Northern Exposure

Northern Exposure

This award-winning spec home, designed and built by Killarney Homes, perches on top of a beachside hill in a new housing development once occupied by Darwin’s Overseas Telecommunications Commission. With its clever use of thermal mass; airy, shaded living areas; and low-maintenance finishes, it is a perfect example of Killarney Homes’ overarching commitment to smart, sustainable design and build philosophies.

Chief executive Damien Moriarty says that although the company completes between 40 and 50 homes per year, each one is built with an emphasis on energy and resource efficiency. With hot days, humid nights and a lengthy wet season to contend with, the far north of Australia presents designers and builders with a unique set of challenges for optimising energy efficiency.
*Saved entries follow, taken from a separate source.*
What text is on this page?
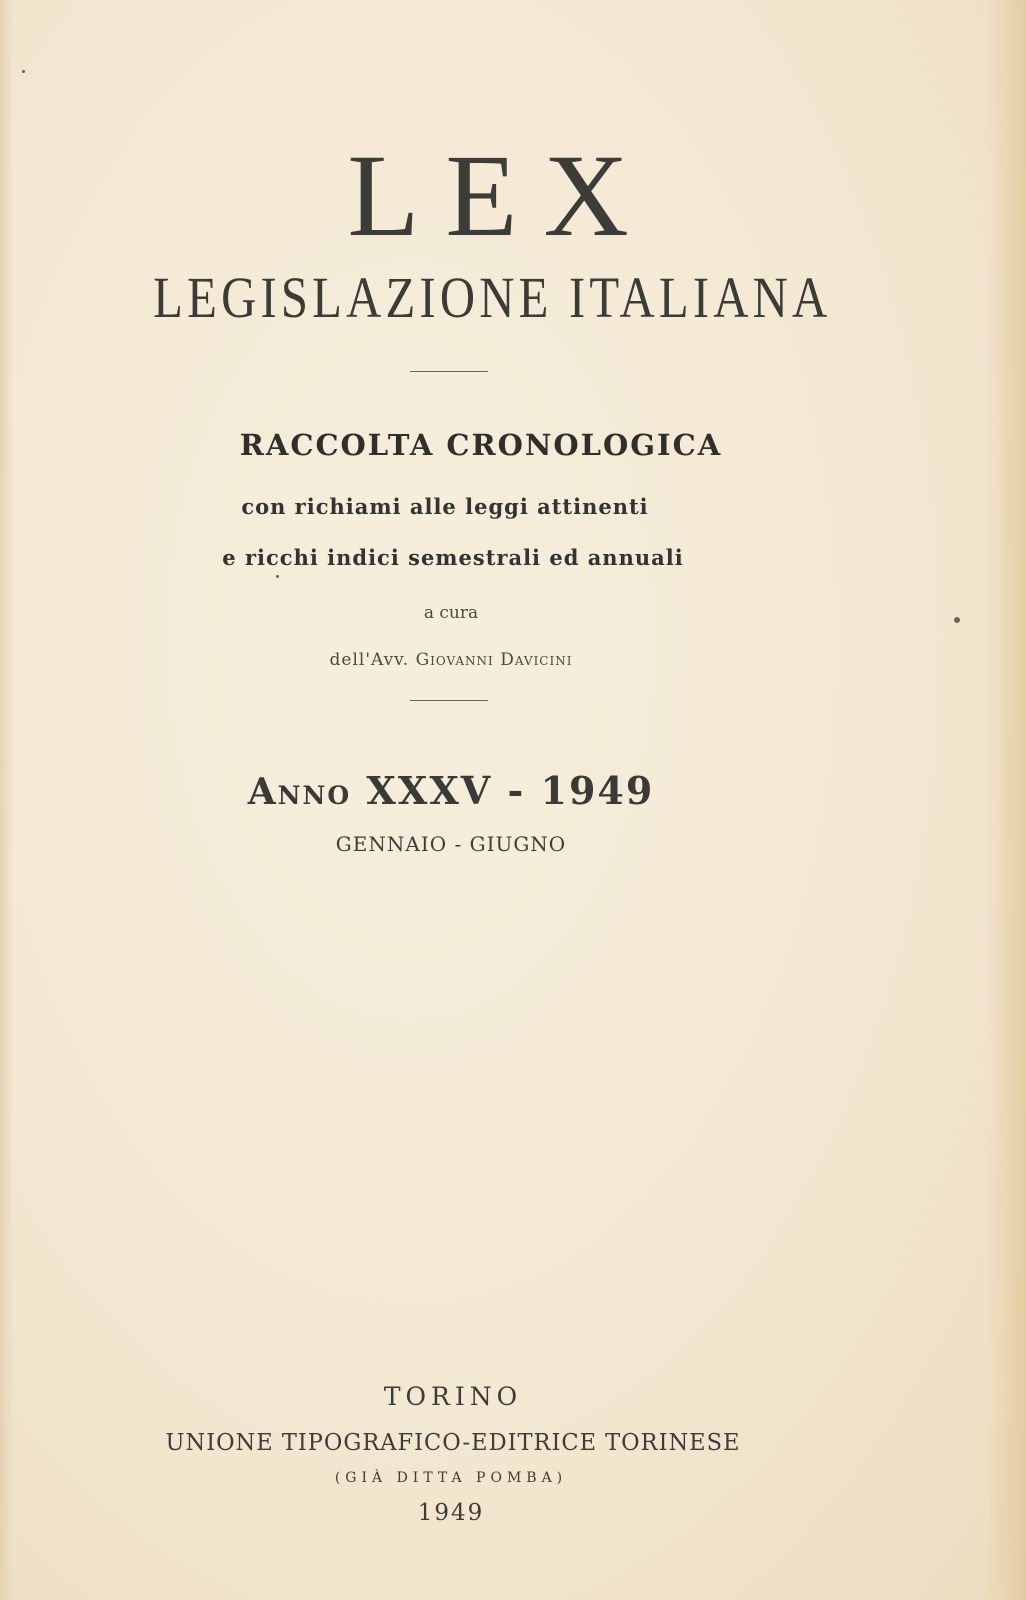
LEX
LEGISLAZIONE ITALIANA
RACCOLTA CRONOLOGICA
con richiami alle leggi attinenti
e ricchi indici semestrali ed annuali
a cura
dell'Avv. Giovanni Davicini
Anno XXXV - 1949
GENNAIO - GIUGNO
TORINO
UNIONE TIPOGRAFICO-EDITRICE TORINESE
(GIÀ DITTA POMBA)
1949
It’s all about cooling, for one, and there’s a particular art to siting homes correctly. ‘Breezes generally prevail from the south-east in the dry season, and then we get north-westerlies with the monsoonal flow in the wet season. So the challenge is siting homes correctly to encourage the cross-breezes while also providing protection from the monsoonal storms,’ Damien explains.

The winning home is a contemporary re-working of the traditional elevated architecture characteristic to Australia’s far north. The ground floor, designed primarily as a cyclone-safe room, comprises a spare bedroom, laundry and bathroom. The steel-framed, Colorbond-clad main house soars out above this concrete box. The home is positioned and designed to maximise air flow for natural cooling, and the clean, streamlined architecture, defined by the deep eaves and large verandas, protects the walls from solar heat.

‘The eaves extend out to 1500mm over the windows,’ Damien says. ‘Deep shade on the front of the home, combined with the large veranda at the rear, allow the prevailing winds to cool and then draw through the home.’ The windows are fitted with Viridian EVantage glass which reduces glare and provides even more protection from the sun’s heat.

Thermal mass, used to keep homes warm in cooler climates, is put to work as a heat shield. The walls of the elevated section of the house are highly insulated and the floor of the upper section is a 150mm concrete slab; selected specifically for its thermal properties and designed to maximise the efficiency of airconditioning.

‘People will run airconditioning in the tropics,’ Damien says. ‘Using energy is not bad, it’s about how efficiently you use it. And the biggest thing from a GreenSmart point of view is that hot air rises and cold air falls. So having a much higher grade of thermal mass stops the cold air from escaping down through the floor and ending up outside, and it prevents the hot air beneath the slab from rising up and penetrating the house.’

Killarney Homes’ focus on resource efficiency, sourcing as much material as possible from within 50 kilometres of Darwin and building to minimise waste, dictates the design process for every one of their projects, and this was no exception. ‘We look for materials that are not going to be wasteful, that are quite easy to build with, and low impact,’ Damien explains. ‘For example, we build a house to certain lengths so we’re not wasting steel.’

Looking towards the future, Killarney Homes aims to consolidate its position as a market leader within the GreenSmart housing sector in and around Darwin. ‘We’ve always had a focus on environmental sustainability,’ Damien says. ‘So we want to keep working to those principles. Power prices aren’t going down, and if you look at the embodied value arguments versus the maintenance costs of a house, you’re better off making decisions early and saving that money in the longer term.’